Banks want to popularise cash deposit machines
At a time trade and business are worried about the Model Code of Conduct coming in the way of their routine cash movements, a solution may lay with cash deposit machines (CDM) that many banks seek to popularise.
An automated, round-the-clock solution for remittances – like what ATMs are for withdrawals – the machines can be handy, especially for businesses whose daily cash generation is heavy. It is the trade’s apprehension of their cash movements to banks coming under the watchful eye of the election authorities that can push the case for CDMs.
“These machines offer multiple benefits, are eco-friendly too since deposits slips are not needed,” says an official of State Bank of India. The bank has 145 CDMs in Tamil Nadu and is planning for 30 more by this month.
Unlike ATMs that can be used by customers of any bank, CDMs are only for those holding accounts of the same bank. A maximum of Rs.50,000 could be deposited per transaction. Axis Bank says as per RBI guideline, “you may deposit Rs.49,950 per account per day if your PAN number is not recorded with the bank.” With PAN, any amount many transactions are permitted, sources in banking industry add.

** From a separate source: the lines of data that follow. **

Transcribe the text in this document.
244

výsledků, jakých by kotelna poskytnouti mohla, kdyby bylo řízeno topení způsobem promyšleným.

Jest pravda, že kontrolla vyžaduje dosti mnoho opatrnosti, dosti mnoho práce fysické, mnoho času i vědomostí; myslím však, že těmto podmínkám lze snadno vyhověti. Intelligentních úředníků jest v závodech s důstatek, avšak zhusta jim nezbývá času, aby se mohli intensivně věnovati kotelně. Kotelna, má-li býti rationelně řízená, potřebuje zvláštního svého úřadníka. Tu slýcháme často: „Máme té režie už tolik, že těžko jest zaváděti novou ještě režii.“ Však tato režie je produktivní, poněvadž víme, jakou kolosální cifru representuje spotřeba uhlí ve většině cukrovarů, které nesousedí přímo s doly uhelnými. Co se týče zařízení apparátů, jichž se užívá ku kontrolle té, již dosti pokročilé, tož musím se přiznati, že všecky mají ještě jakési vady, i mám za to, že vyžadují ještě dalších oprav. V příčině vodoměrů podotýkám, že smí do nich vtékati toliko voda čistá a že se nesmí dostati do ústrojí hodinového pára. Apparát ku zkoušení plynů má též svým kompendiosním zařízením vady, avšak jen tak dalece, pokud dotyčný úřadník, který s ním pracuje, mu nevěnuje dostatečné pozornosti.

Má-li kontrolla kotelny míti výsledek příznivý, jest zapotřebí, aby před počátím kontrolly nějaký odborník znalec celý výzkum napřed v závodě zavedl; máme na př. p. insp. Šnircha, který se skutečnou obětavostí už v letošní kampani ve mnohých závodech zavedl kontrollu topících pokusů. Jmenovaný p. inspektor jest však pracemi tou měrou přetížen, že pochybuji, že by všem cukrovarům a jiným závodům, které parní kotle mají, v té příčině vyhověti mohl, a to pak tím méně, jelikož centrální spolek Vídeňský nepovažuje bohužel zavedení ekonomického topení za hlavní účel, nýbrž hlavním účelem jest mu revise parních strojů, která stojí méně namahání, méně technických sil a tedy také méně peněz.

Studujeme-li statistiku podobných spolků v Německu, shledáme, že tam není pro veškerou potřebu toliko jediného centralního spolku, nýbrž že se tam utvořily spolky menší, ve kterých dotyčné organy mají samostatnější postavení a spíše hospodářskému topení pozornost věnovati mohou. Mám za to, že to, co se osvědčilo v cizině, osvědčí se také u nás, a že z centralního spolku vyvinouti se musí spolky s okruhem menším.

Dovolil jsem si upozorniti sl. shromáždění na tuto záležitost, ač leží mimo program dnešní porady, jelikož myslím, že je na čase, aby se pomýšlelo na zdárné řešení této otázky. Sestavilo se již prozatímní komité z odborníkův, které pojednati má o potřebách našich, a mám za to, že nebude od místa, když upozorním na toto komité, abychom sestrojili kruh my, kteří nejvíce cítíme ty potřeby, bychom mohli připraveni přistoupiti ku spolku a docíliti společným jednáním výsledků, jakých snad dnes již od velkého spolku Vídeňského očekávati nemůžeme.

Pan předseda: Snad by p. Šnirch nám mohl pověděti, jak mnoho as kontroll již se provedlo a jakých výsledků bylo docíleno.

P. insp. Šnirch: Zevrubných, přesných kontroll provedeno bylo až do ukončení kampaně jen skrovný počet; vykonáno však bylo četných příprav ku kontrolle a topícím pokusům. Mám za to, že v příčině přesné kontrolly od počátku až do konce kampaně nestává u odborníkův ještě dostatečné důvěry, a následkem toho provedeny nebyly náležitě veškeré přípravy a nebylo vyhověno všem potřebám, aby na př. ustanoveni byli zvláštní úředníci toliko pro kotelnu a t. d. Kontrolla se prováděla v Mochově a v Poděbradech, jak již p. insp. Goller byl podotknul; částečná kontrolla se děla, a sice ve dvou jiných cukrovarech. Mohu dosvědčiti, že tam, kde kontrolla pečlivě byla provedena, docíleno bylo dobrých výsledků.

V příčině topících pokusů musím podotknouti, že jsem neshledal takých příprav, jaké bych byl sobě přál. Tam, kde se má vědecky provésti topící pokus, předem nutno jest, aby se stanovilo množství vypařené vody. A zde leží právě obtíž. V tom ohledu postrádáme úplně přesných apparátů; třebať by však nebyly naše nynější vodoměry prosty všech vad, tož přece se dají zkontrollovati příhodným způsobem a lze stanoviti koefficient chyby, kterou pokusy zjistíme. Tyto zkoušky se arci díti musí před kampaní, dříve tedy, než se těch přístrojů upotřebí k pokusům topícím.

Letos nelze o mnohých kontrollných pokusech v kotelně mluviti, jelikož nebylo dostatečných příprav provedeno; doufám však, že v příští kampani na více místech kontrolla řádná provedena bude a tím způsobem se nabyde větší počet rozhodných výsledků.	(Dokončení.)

Since the objective is to minimise cash on hand, CDMs in commercial hubs can make a difference. With awareness levels seemingly low, officials of banks agree the Model Code could work in favour of the machines. Cash above Rs.50,000, when moved without supporting documents, is liable to be seized by the election authorities. While chambers of commerce and trade bodies cite various instances, what is interesting is that even a nationalised bank felt the heat when several lakh rupees transported from Thiruvannamalai to Chennai came under the EC scanner.
One reason for less awareness is that most of the machines are onsite – located in bank branches. “It is a good idea”, Chennai region HPCL Dealer Association president Geetha Mathew says about CDM, adding “petrol bunks will be discussing about it soon.” SBI official says there are no additional charges.

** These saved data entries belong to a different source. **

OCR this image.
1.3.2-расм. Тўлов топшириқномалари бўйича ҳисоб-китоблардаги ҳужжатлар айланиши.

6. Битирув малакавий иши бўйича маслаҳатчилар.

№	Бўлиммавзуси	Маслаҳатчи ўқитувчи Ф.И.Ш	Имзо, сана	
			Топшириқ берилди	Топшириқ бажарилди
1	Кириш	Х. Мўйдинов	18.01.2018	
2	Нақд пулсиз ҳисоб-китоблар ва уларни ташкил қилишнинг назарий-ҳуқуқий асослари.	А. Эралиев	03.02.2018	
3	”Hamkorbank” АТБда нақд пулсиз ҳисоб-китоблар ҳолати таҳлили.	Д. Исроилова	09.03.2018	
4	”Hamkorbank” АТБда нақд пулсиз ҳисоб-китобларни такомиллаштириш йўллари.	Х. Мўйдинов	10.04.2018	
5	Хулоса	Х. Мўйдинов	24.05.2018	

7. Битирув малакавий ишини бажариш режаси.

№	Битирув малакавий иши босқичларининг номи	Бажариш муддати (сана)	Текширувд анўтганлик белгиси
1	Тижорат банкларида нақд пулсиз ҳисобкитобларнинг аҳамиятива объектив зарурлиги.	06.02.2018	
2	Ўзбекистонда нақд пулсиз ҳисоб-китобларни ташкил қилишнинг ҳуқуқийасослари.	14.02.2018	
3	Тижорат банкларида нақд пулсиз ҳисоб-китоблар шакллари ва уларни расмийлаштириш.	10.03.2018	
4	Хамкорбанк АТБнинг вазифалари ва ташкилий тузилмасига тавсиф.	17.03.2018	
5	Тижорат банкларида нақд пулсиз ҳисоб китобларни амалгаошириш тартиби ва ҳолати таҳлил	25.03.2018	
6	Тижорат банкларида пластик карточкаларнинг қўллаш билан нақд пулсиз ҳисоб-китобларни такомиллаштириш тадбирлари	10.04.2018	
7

A senior official of a nationalised bank says CDMs come in two versions. One of them priced around Rs.3 lakh requires manual intervention in certain scenarios, especially when depositor and the machine differ on the sum deposited. The other variant is fully automated, costs Rs.10-12 lakh and can be used round the clock for accepting and dispensing cash. Banks could not, however, go for the dual, economically viable option as RBI does not allow recycle of money.